There is no consensus on the treatment of irritability and aggressive behavior in children with ASD. Many studies showed different results with different classes of medications, including antipsychotics, different classes of antidepressants, stimulants, and others (D'Alò et al, 2020; Fung et al, 2016; Loy et al, 2017; Persico et al, 2021; Pesko et al, 2020; Williams et al, 2013). C.'s behavioral disturbances had responded to different combinations of drugs in different moments of his treatment; however, despite good adherence with the regimen, he experienced intermittent relapses requiring hospitalization for severe decompensation. It was not until the diagnosis of BD was considered, and he was started on a classical mood stabilizer, that he was able to achieve remission of symptoms and stability for a longer period.
It is important to note that the existing literature in treating co-occurrence of BD and ASD is sparse. Some studies have shown success with the use of electroconvulsive therapy for youth with history of BD and ASD (Siegel et al, 2012; Wachtel et al, 2011). Studies focused on psychopharmacological options suggest that second-generation antipsychotics and mood stabilizers, such as lithium and valproic acid, may show some response, but there are not enough data available that favor one medication over another (Amadori et al, 2022; Joshi et al, 2012; Rysstad et al, 2020; Sesso et al, 2022).
Novel treatment options may be available in the future, as studies are exploring effects of different substances and approaches, such as folate and its derivatives, metformin, and stem-cell and gene therapy for psychiatric disorders (Dodd et al, 2022; Lam et al, 2022; Shahcheraghi et al, 2022).
Of note, C. had other risk factors that could be contributing to his difficult-to-manage behavior and psychiatric symptoms, besides underlying comorbid BD. Literature has revealed that children and adolescents with CP have increased risk of developing psychiatric conditions and may present with behavioral disturbances not associated with a co-occurring psychiatric disorder (Belmonte-Darraz et al, 2021; Colver, 2010; Cooper et al, 2022; Parkes et al, 2008; Sigurdardottir et al, 2010).

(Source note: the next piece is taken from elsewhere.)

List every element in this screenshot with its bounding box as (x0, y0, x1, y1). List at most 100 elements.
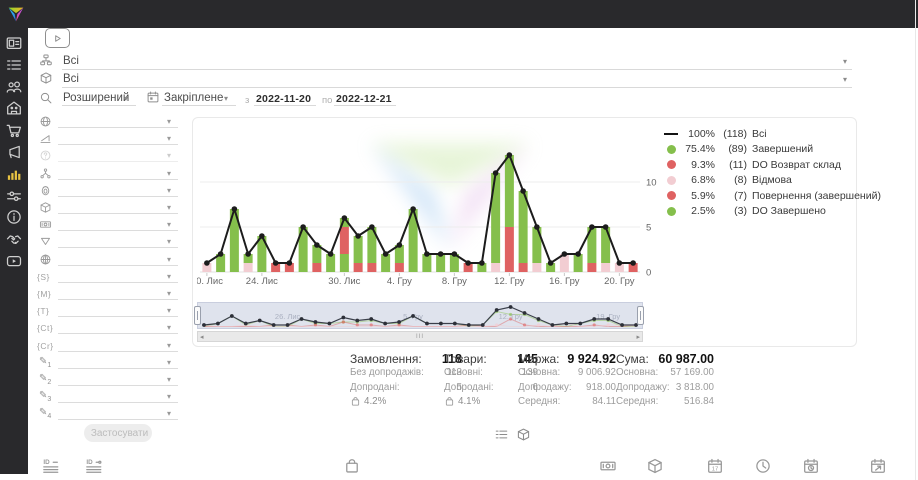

C. also had a history of sexual abuse, for which details have not been able to be clarified.
Many studies have associated behavioral disturbances in children and adolescents with a personal history of different types of abuse, including sexual (Burgić Radmanović, 2020; Connor et al, 2003; Lesmana et al, 2015). Children with IDs who suffered sexual abuse may have a more severe presentation (Rittmannsberger et al, 2020; Smit et al, 2019); biological risk factors, social determinants, previous diagnosis, and comorbid conditions may play a role in presenting symptoms or problematic behavior, so treatment can be tailored accordingly.
As Sir William Osler once said, we “treat the patient that has a disease, not the disease a patient has” It is important to consider a patient's life history, biological risk factors, social determinants, previous diagnosis, and comorbid conditions that play a role in symptom presentation or problematic behavior, so treatment can be tailored accordingly, and better outcomes can be achieved.